[Editor’s Note: Today’s post is excerpted from remarks by Sister Ann Fox, who provided a tribute to the Benebikira Sisters when they received the Courage of Conscience Award from the Peace Abbey on September 26, 2010. As you read this, consider how their story illustrates mechanisms of moral engagement.]
It has been a privilege for the Paraclete Foundation to bring the Benebikira Sisters to Boston and to tell their story of courage and love during the 1994 Rwandan Genocide that claimed over 800,000 lives in 100 days.
The Benebikira Congregation is a native Rwandan order of Catholic nuns. Their Rwandese name means Daughters of Mary.
When many of Rwanda’s religious leaders failed their people during the Genocide of the Tutsi, this group of women “stood up” for truth, which meant putting their entire congregation of 350 sisters at risk for their refusal to separate themselves into ethnic groups and for their insistence on sheltering those seeing refuge.
“We knew ourselves that we were in danger of being killed but we said: ’We will help as we can until we die.”’
When the genocide began, the militia ordered the sisters to separate into ethnic groups, and they refused. The militia told the sisters they would be back later with reinforcements to kill them, but not before looting all their food and cutting their water lines.
In a nearby convent in Butare, the sisters had hidden over 20 children who had fled their homes after witnessing the slaughter of their parents. On April 30, the sisters watched in horror as militia stormed the building, found every child and took them away to be killed. The sisters were told they would “have to wait their turn to be killed.” By then, already two outlying small Benebikira convents had been decimated for “standing up.”

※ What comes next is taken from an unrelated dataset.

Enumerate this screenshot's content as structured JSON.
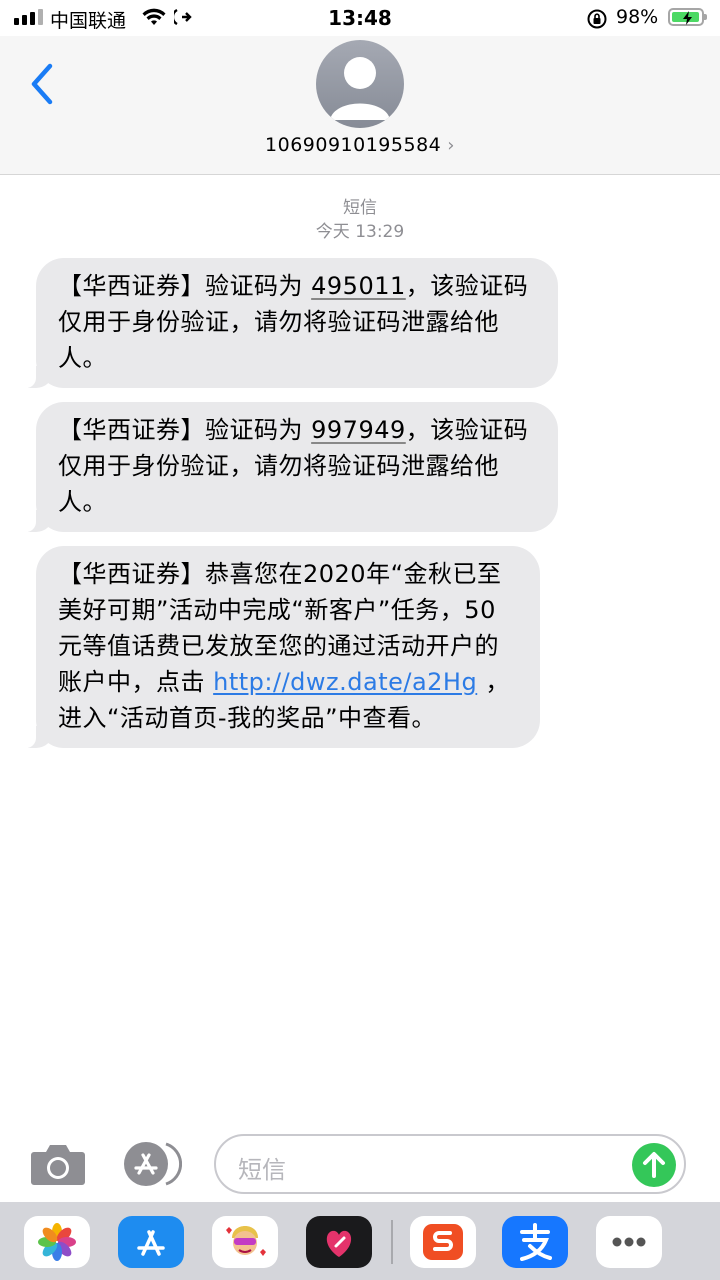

In June, the sisters began to hear rumors that July 4 would be the day they would be killed. On July 1 the Rwandan Patriot Front army arrived at the mother house, liberating over 200 sisters and refugees; on July 3 they liberated the Butare convent. On July 4 the genocide was over.
The Benebikira Congregation survived–but not without losses. In all, 20 of their sisters were killed. Four have been honored with “Hero” awards from the Rwandan government.
The Congregation survived to take up the work of peace, reconciliation and unity. They re-opened their schools, social services and health clinics, and they opened their hearts to care for the orphans that had swarmed to their doors.